A sole trader is a common ownership structure that can be used to operate a small business. The main operator of the business may be one person supported by a family member such as a spouse.

Operating a business may be risky if the right asset protection and insurance is not in place to support the sole operator. The extent of their liability is that they are personally liable for any business debt or loss, including taxes. For debt owing to a creditor, a claim can be made against the personal assets of the sole trader, including funds in bank accounts, and the personal family home. Liability on behalf of the sole trader will end when the sole trader has passed away unless a Will provides for the business to carry on.

Should the sole trader cease to operate their business, then there is a statute of limitation of between 6 to 15 years for creditors to make a personal claim. Liability after this time may not apply.

When borrowing funds there may be a linked personal guarantee from the sole trader. When the debt is repaid to the bank, it will remain in place unless the lending organisation agrees in writing for its release. Liability can continue onto the sole trader’s executors and assignors under their Will.

A limited liability company is seen to be a separate legal entity from the shareholders of the company, who are its owners.

Liability on behalf of the shareholders of the company is limited to the amount of the debt belonging to it in ratio to the shares held. If the shares haven’t yet been paid for in full, there is an element of exposure of liability on the unpaid amount. If the company goes into liquidation, assets are sold so creditors are paid back first and then shareholders have a right to a share in the funds raised.

As liability can be dependent upon many things, directors can still be held personally liable for the company debt if they trade while it is insolvent and if they have given personal guarantees.

It is important for directors and shareholders to remember to have personal guarantees released in writing when changing lending institutions or retiring from the company.

Personal liability on behalf of directors may also apply where the directors have not acted in the best interests of the company, and/or have failed to act in accordance with the Companies Act.

If the company is acting in the capacity of an independent trustee of a family trust, liability can be disclosed not to be personal and unlimited. It can be limited to an amount equal to the value of the assets of the trust that are in the hands of that trustee company available to meet the trustee company’s liability from time to time. The relevant time for the purposes of assessing the value of the assets of the trust will be the time of enforcement of any judgment or order against the trust.

It is important when entering a business that you receive proper advice regarding the ownership structure and to consider how much risk and liability you are willing to accept when deciding to become a sole trader, director and or shareholder of a limited liability company.

For advice and assistance, contact Paul Logan or Nicki Hopkinson.

 

How many directors need to sign?

Signing documents that bind a company to obligations and potential liability is a key aspect of being a company director.
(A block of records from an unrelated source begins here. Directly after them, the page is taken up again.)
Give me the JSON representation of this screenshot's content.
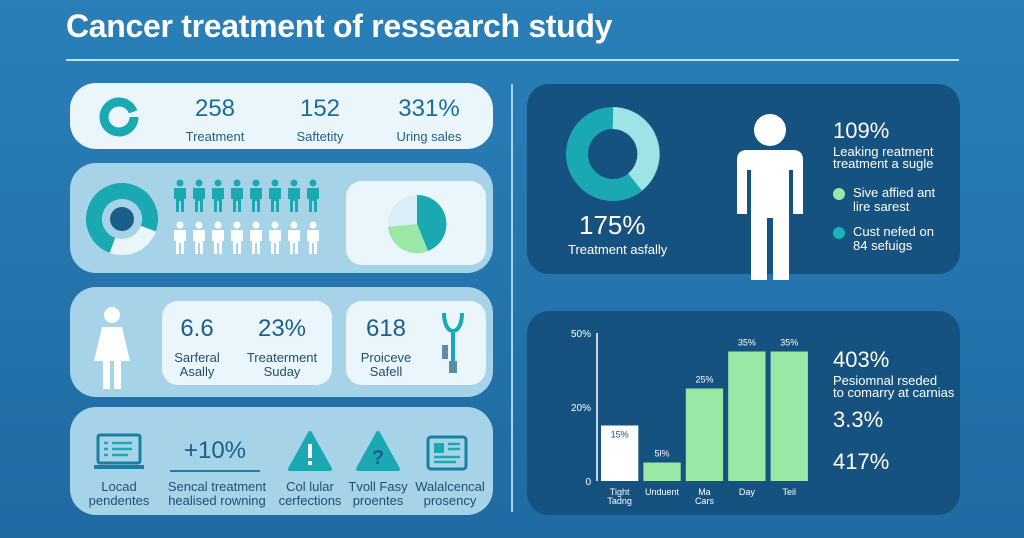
{
  "title": "Cancer treatment of ressearch study",
  "panel1": {
    "stats": [
      {
        "value": "258",
        "label": "Treatment"
      },
      {
        "value": "152",
        "label": "Saftetity"
      },
      {
        "value": "331%",
        "label": "Uring sales"
      }
    ]
  },
  "panel3": {
    "stats": [
      {
        "value": "6.6",
        "label1": "Sarferal",
        "label2": "Asally"
      },
      {
        "value": "23%",
        "label1": "Treaterment",
        "label2": "Suday"
      },
      {
        "value": "618",
        "label1": "Proiceve",
        "label2": "Safell"
      }
    ]
  },
  "panel4": {
    "items": [
      {
        "icon": "laptop-checklist-icon",
        "label1": "Locad",
        "label2": "pendentes"
      },
      {
        "icon": "",
        "value": "+10%",
        "label1": "Sencal treatment",
        "label2": "healised rowning"
      },
      {
        "icon": "warning-icon",
        "label1": "Col lular",
        "label2": "cerfections"
      },
      {
        "icon": "question-icon",
        "label1": "Tvoll Fasy",
        "label2": "proentes"
      },
      {
        "icon": "document-icon",
        "label1": "Walalcencal",
        "label2": "prosency"
      }
    ]
  },
  "right_top": {
    "donut_value": "175%",
    "donut_label": "Treatment asfally",
    "stat_value": "109%",
    "stat_line1": "Leaking reatment",
    "stat_line2": "treatment a sugle",
    "legend": [
      {
        "line1": "Sive affied ant",
        "line2": "lire sarest",
        "color": "#9be8a6"
      },
      {
        "line1": "Cust nefed on",
        "line2": "84 sefuigs",
        "color": "#1ab3b8"
      }
    ]
  },
  "right_bottom": {
    "stats": [
      {
        "value": "403%",
        "line1": "Pesiomnal rseded",
        "line2": "to comarry at carnias"
      },
      {
        "value": "3.3%"
      },
      {
        "value": "417%"
      }
    ]
  },
  "chart_data": {
    "type": "bar",
    "categories": [
      "Tight Tadng",
      "Unduent",
      "Ma Cars",
      "Day",
      "Teil"
    ],
    "values": [
      15,
      5,
      25,
      35,
      35
    ],
    "value_labels": [
      "15%",
      "5l%",
      "25%",
      "35%",
      "35%"
    ],
    "y_ticks": [
      "0",
      "20%",
      "50%"
    ],
    "colors": [
      "#ffffff",
      "#9be8a6",
      "#9be8a6",
      "#9be8a6",
      "#9be8a6"
    ],
    "title": "",
    "xlabel": "",
    "ylabel": "",
    "grid": false
  }
}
It is part of the director’s role in guiding and running the company.

While shareholders are required to ratify major transactions and key decisions, on a day to day basis the directors are in control. They can delegate duties to CEOs and managers but ultimately, they have responsibility for directing and overseeing what the company employees do.
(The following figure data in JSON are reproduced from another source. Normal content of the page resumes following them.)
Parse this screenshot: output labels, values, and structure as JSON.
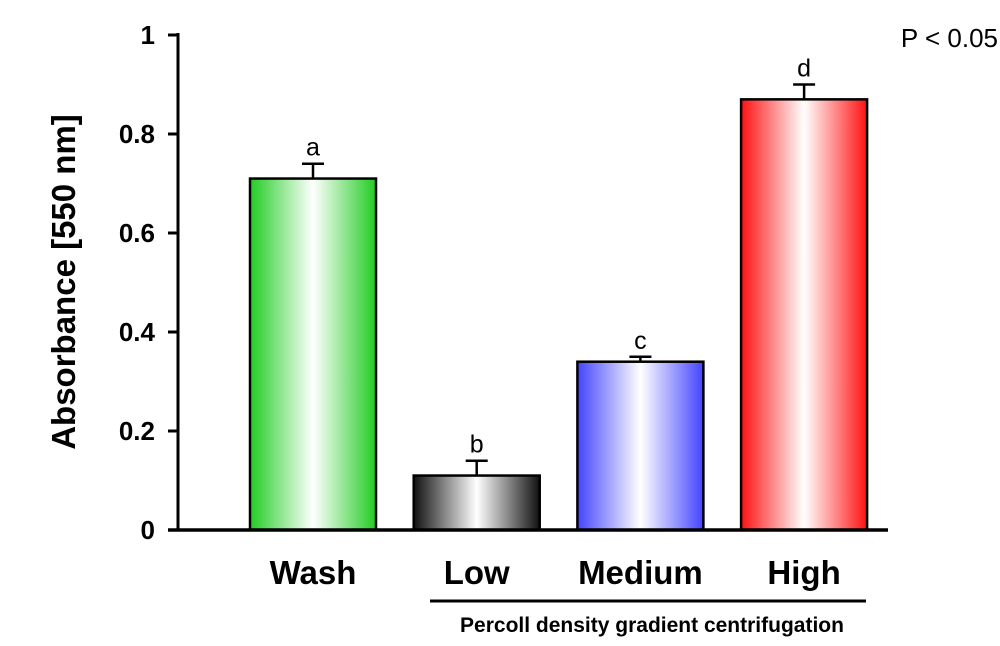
{
  "chart_data": {
    "type": "bar",
    "title": "",
    "xlabel": "",
    "ylabel": "Absorbance [550 nm]",
    "ylim": [
      0,
      1
    ],
    "yticks": [
      0,
      0.2,
      0.4,
      0.6,
      0.8,
      1
    ],
    "ytick_labels": [
      "0",
      "0.2",
      "0.4",
      "0.6",
      "0.8",
      "1"
    ],
    "categories": [
      "Wash",
      "Low",
      "Medium",
      "High"
    ],
    "values": [
      0.71,
      0.11,
      0.34,
      0.87
    ],
    "errors": [
      0.03,
      0.03,
      0.01,
      0.03
    ],
    "significance_letters": [
      "a",
      "b",
      "c",
      "d"
    ],
    "colors": [
      "#22cc22",
      "#111111",
      "#4444ff",
      "#ff1111"
    ],
    "group_label": "Percoll density gradient centrifugation",
    "annotation": "P < 0.05",
    "grid": false
  }
}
Directors sign key documents at the board level, following the constitution of the company. This sets out how many directors are required to sign to bind the company. The mechanics are that if two sign there does not have to be a witness to that signing. Where only one signs, there must be a witness.

Major document signing should be done following a written directors’ resolution relating to that matter.

Usually two directors sign once the resolution is in place. This protects the directors and the company. They have each other’s backs and a clear paper trail of the document signing process.

Authorised signatories may be able to sign some documents either alongside one director or in their place. In these instances, delegation protocols need to be in the relevant background paperwork.